Empezó a hablar en el áspero dialecto de las islas exteriores, que ningún italiano no nacido en Venecia entendería. Brunetti se preguntaba si sabría siquiera el italiano. Pero pronto olvidó su curiosidad lingüística, porque el muchacho decía:
—Ruffolo ha vuelto a llamar a mi amigo, y mi amigo me ha llamado a mí, y como yo había dicho aquí al sargento que si volvía a saber de mi amigo se lo diría, he venido a decírselo.
—¿Qué dice tu amigo?
—Ruffolo quiere hablar. Está asustado. —Se interrumpió y miró a los dos hombres entornando los ojos, para ver si se habían dado cuenta del desliz, pero como ellos no parecían haberlo advertido, prosiguió—. Quiero decir que mi amigo dice que Ruffolo parecía asustado, pero lo único que este amigo mío me ha dicho es que Peppino quiere hablar con alguien, pero que un sargento no le parece bastante. Quiere hablar con alguien de más arriba.
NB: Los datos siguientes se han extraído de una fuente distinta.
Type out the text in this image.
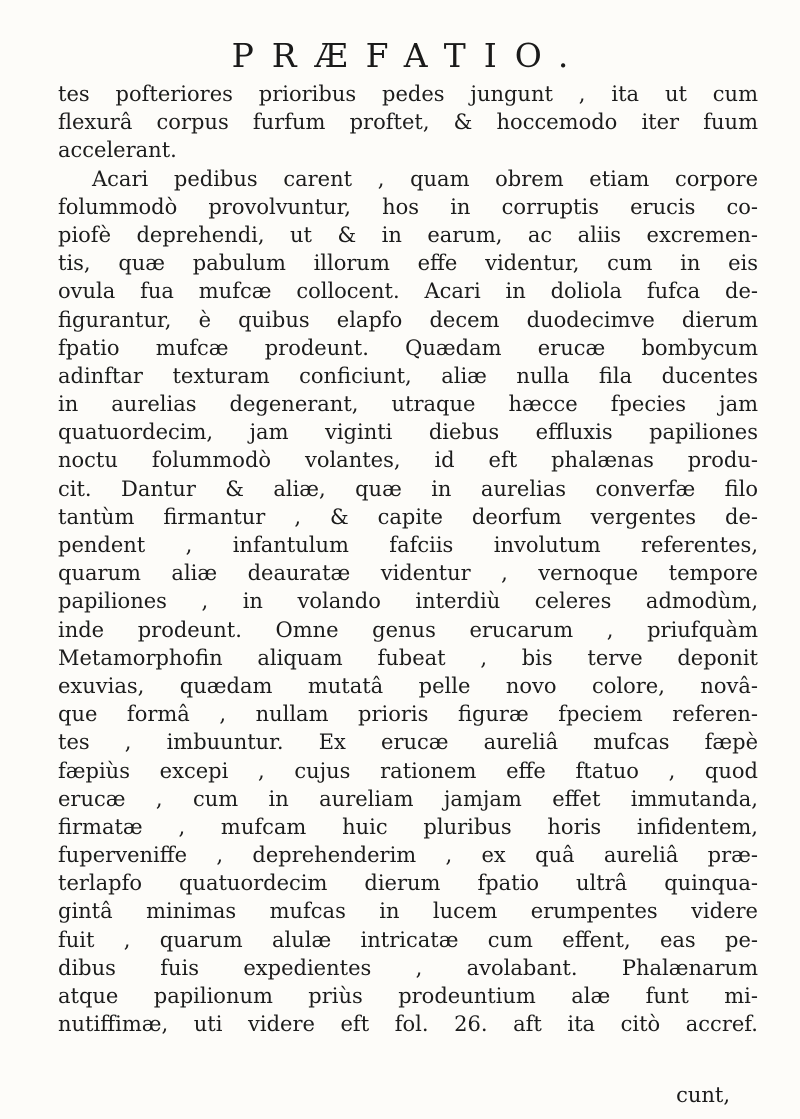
PRÆFATIO.
tes pofteriores prioribus pedes jungunt , ita ut cum
flexurâ corpus furfum proftet, & hoccemodo iter fuum
accelerant.
Acari pedibus carent , quam obrem etiam corpore
folummodò provolvuntur, hos in corruptis erucis co-
piofè deprehendi, ut & in earum, ac aliis excremen-
tis, quæ pabulum illorum effe videntur, cum in eis
ovula fua mufcæ collocent. Acari in doliola fufca de-
figurantur, è quibus elapfo decem duodecimve dierum
fpatio mufcæ prodeunt. Quædam erucæ bombycum
adinftar texturam conficiunt, aliæ nulla fila ducentes
in aurelias degenerant, utraque hæcce fpecies jam
quatuordecim, jam viginti diebus effluxis papiliones
noctu folummodò volantes, id eft phalænas produ-
cit. Dantur & aliæ, quæ in aurelias converfæ filo
tantùm firmantur , & capite deorfum vergentes de-
pendent , infantulum fafciis involutum referentes,
quarum aliæ deauratæ videntur , vernoque tempore
papiliones , in volando interdiù celeres admodùm,
inde prodeunt. Omne genus erucarum , priufquàm
Metamorphofin aliquam fubeat , bis terve deponit
exuvias, quædam mutatâ pelle novo colore, novâ-
que formâ , nullam prioris figuræ fpeciem referen-
tes , imbuuntur. Ex erucæ aureliâ mufcas fæpè
fæpiùs excepi , cujus rationem effe ftatuo , quod
erucæ , cum in aureliam jamjam effet immutanda,
firmatæ , mufcam huic pluribus horis infidentem,
fuperveniffe , deprehenderim , ex quâ aureliâ præ-
terlapfo quatuordecim dierum fpatio ultrâ quinqua-
gintâ minimas mufcas in lucem erumpentes videre
fuit , quarum alulæ intricatæ cum effent, eas pe-
dibus fuis expedientes , avolabant. Phalænarum
atque papilionum priùs prodeuntium alæ funt mi-
nutiffimæ, uti videre eft fol. 26. aft ita citò accref.
cunt,
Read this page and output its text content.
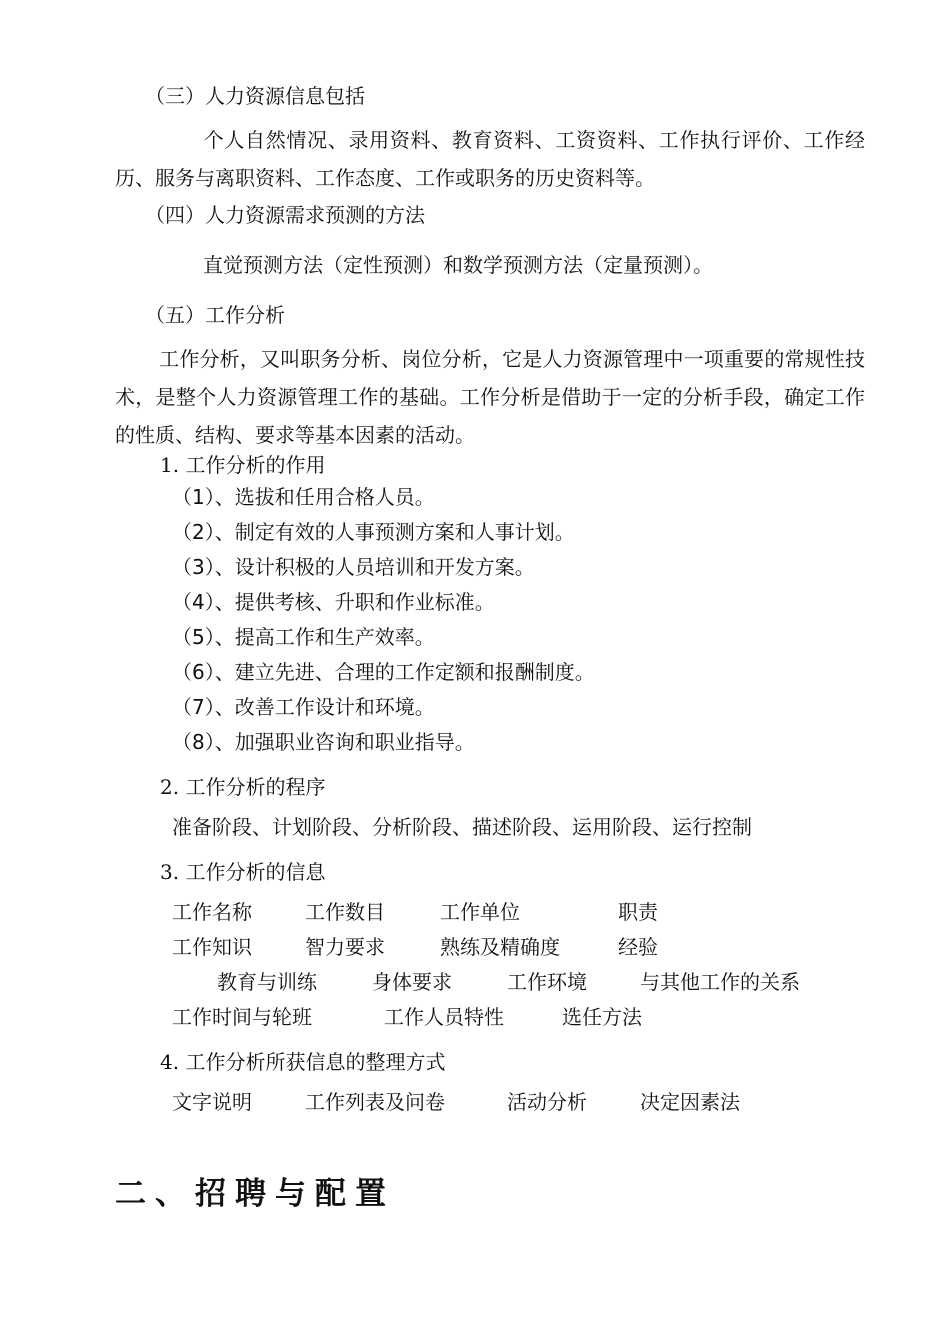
（三）人力资源信息包括
个人自然情况、录用资料、教育资料、工资资料、工作执行评价、工作经历、服务与离职资料、工作态度、工作或职务的历史资料等。
（四）人力资源需求预测的方法
直觉预测方法（定性预测）和数学预测方法（定量预测）。
（五）工作分析
工作分析，又叫职务分析、岗位分析，它是人力资源管理中一项重要的常规性技术，是整个人力资源管理工作的基础。工作分析是借助于一定的分析手段，确定工作的性质、结构、要求等基本因素的活动。
1. 工作分析的作用
（1）、选拔和任用合格人员。
（2）、制定有效的人事预测方案和人事计划。
（3）、设计积极的人员培训和开发方案。
（4）、提供考核、升职和作业标准。
（5）、提高工作和生产效率。
（6）、建立先进、合理的工作定额和报酬制度。
（7）、改善工作设计和环境。
（8）、加强职业咨询和职业指导。
2. 工作分析的程序
准备阶段、计划阶段、分析阶段、描述阶段、运用阶段、运行控制
3. 工作分析的信息
工作名称	工作数目	工作单位	职责
工作知识	智力要求	熟练及精确度	经验
教育与训练	身体要求	工作环境	与其他工作的关系
工作时间与轮班	工作人员特性	选任方法
4. 工作分析所获信息的整理方式
文字说明	工作列表及问卷	活动分析	决定因素法
二、招聘与配置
—¿Te ha dicho tu amigo por qué quiere hablar Ruffolo?
—No, señor. Pero me parece que es porque su madre se lo ha pedido.
—¿Tú conoces a Ruffolo?
El chico se encogió de hombros.
—¿Qué puede haberle asustado?
Esta vez el gesto de los hombros probablemente quería decir que el chico no lo sabía.
—Ruffolo se cree muy listo. Siempre está pavoneándose de la gente que conoció cuando estaba a la sombra y de lo importantes que son sus amigos. Cuando me llamó —prosiguió el chico, olvidándose ya del amigo imaginario— me dijo que quería entregarse, pero que tenía cosas que ofrecer que les interesarían. Que podrían hacer un buen trato.
—¿No sabes qué cosas son? —preguntó Brunetti.
—No; pero dice que son tres, y que usted ya lo entenderá.
Brunetti lo entendió. Guardi, Monet y Gauguin.
—¿Y dónde quiere encontrarse con esa persona?
Como si se diera cuenta de pronto de que el amigo imaginario ya no estaba allí para servir de amortiguador entre él y la autoridad, el muchacho miró en derredor; pero el amigo había desaparecido sin dejar rastro.